We chat and joke for a little while. As it turns out, Delores grew up in the 1960s in London...and she let us know all about the wild parties she attended. She worked as a model before falling in love with one of her photographers and lived allover the world before immigrating to the US and settling in the South, where she and her husband did charity work for a children's hospital and raced hot air balloons. The nurse gives her some pain medication before we leave.

We get her loaded up, and I hop in the driver's seat. "What kind of music do you like, Delores?" I call out through the window.

"Well, I was always a big John Lennon fan." Oh crap. I was hoping she'd give me a genre, not a specific request. I put on the local classic rock station and pray for a miracle. Unfortunately, it's a Fleetwood Mac marathon, and we listen to that as we drive over.

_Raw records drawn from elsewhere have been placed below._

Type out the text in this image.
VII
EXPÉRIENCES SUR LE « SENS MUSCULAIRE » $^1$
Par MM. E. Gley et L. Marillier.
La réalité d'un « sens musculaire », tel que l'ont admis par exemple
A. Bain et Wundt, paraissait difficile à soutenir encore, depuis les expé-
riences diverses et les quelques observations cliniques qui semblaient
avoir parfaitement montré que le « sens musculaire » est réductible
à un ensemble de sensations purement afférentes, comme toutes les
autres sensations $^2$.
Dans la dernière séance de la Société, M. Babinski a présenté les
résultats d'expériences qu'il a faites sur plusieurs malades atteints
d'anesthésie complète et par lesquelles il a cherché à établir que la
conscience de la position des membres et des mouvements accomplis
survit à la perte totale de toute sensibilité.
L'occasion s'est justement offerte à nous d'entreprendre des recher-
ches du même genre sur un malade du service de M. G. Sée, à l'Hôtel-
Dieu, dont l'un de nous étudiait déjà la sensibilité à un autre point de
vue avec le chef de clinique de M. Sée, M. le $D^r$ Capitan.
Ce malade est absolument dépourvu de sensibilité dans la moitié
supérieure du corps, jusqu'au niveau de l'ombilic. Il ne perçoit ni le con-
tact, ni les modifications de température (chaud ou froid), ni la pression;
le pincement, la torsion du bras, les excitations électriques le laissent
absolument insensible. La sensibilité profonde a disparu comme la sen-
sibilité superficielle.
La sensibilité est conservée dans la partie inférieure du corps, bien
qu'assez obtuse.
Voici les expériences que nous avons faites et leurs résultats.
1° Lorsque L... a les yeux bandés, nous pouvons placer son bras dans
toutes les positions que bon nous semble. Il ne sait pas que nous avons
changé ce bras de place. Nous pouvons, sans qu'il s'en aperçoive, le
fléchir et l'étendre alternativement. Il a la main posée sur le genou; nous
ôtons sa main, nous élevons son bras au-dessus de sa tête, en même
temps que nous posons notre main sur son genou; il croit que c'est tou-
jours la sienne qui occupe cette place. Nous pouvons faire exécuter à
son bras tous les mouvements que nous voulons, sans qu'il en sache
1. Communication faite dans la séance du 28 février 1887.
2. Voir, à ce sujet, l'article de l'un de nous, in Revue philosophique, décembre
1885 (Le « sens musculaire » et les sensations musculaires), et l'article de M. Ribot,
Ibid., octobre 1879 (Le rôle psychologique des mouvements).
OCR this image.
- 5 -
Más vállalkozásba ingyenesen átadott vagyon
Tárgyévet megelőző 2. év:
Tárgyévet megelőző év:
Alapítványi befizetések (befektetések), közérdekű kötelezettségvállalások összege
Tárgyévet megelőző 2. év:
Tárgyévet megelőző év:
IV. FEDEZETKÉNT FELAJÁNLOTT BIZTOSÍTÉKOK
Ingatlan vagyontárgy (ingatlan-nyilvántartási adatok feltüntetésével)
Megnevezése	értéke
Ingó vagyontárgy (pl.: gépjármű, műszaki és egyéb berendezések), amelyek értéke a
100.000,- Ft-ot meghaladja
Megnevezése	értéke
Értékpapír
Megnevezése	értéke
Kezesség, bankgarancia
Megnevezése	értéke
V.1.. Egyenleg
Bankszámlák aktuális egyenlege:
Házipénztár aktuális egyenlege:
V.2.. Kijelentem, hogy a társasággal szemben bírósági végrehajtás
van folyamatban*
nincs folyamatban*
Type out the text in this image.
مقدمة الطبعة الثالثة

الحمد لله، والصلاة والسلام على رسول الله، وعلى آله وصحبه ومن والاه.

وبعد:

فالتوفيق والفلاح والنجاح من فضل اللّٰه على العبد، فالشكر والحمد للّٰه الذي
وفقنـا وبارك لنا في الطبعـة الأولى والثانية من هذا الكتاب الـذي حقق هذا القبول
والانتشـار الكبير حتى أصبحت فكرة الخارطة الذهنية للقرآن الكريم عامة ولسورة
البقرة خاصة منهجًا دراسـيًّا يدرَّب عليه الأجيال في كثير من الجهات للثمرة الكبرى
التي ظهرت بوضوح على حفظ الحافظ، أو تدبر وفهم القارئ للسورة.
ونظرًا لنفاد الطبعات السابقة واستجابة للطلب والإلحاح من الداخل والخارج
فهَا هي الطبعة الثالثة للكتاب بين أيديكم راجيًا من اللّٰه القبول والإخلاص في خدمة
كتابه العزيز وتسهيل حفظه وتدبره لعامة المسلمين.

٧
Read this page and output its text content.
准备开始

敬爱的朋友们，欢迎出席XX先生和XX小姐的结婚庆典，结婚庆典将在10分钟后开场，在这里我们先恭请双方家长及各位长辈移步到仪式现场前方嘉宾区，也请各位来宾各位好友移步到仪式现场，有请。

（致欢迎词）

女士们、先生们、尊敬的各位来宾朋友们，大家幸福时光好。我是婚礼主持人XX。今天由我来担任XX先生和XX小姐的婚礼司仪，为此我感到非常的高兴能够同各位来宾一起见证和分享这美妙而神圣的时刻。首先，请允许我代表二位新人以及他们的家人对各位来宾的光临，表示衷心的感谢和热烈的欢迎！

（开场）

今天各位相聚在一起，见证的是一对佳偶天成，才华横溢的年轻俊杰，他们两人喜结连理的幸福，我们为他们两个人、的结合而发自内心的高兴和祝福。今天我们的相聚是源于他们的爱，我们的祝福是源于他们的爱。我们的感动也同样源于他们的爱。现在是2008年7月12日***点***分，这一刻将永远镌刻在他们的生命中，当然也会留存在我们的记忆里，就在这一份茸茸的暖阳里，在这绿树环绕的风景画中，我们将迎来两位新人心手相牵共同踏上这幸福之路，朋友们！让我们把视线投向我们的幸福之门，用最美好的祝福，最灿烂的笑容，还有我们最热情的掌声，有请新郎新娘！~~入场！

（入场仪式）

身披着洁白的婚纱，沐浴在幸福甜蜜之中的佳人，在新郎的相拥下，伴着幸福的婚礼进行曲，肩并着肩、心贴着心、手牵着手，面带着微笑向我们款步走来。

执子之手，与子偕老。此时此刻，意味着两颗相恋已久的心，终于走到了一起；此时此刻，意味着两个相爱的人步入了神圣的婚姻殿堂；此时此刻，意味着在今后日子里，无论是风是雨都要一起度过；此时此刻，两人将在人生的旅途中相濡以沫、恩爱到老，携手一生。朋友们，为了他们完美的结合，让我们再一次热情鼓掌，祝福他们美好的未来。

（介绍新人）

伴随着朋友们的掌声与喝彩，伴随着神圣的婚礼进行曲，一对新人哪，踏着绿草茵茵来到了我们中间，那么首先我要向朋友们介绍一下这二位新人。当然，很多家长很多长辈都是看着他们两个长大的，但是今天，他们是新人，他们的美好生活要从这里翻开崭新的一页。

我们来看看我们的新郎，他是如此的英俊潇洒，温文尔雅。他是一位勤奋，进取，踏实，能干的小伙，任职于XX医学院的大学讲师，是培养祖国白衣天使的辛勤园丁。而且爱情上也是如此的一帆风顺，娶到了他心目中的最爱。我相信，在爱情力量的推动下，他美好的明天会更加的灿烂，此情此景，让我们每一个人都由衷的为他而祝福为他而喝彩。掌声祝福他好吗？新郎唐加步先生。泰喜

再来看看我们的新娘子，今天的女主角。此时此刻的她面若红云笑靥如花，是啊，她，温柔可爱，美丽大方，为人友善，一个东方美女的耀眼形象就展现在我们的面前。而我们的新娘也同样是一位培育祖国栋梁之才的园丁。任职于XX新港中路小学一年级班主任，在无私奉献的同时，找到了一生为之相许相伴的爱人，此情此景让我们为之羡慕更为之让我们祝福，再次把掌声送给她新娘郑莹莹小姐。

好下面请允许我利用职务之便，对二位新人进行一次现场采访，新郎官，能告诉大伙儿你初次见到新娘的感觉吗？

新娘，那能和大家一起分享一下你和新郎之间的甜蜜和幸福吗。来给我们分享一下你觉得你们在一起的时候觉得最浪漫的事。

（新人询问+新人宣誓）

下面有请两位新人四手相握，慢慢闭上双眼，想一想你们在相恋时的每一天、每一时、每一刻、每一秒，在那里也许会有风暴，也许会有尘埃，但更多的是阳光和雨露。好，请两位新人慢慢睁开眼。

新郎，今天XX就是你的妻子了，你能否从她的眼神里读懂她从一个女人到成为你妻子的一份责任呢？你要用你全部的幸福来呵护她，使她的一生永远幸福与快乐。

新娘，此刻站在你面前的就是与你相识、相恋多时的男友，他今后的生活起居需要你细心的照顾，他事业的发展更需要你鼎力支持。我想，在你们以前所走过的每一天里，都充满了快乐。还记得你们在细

We are getting pretty close to the hospice, and I switch radio stations on a whim, and incredibly...

...I hear the opening melody to "Imagine." Chills run down my spine. I turn my head to the window and wave to get Izzy's attention, and then point at the radio. which I turn up. John Lennon's voice blares beautifully from the speakers. The song ends just as we pull up to the entrance of the hospice.

I pop open the back doors, and Delores has a huge smile on her face. We bring her inside and put her in the other bed. "Light as a ballerina!" I say, a line I caged from Peter Canning's book. She gives us each a hug and tries to tip us, which I decline, saying the pleasure was all mine. She then looks over at the male hospice nurse that has entered. "Oh, lord, two strapping young lads! I had better watch out for my purity!" and we all crack up.

She is still smiling as I walk back to the hallway where Izz is making the stretcher up. Izz tells me apparently, when the song came on , the lady got all excited. It was her favorite song.
We load the stretcher in the back and I put my sunglasses on, still wearing a smile.

I don't want Izz to see that there is something in my eye.



Walt Trachim said...


Great post, March. Got something in my eye while reading it...

Epijunky said...

Very very good post.

I'm glad I'm not the only one who "gets something in my eye" on these sort of runs...

Glad you and your partner were there for her.

Loving Annie said...

Angels come in all shapes and sizes, MM !

Matt M said...

That was nice.

It is great when you can bring sunshine into someone's day, and when they can brighten yours.

Lynda Halliger-Otvos said...

Beautiful, March. One of your best so far this run, thank you.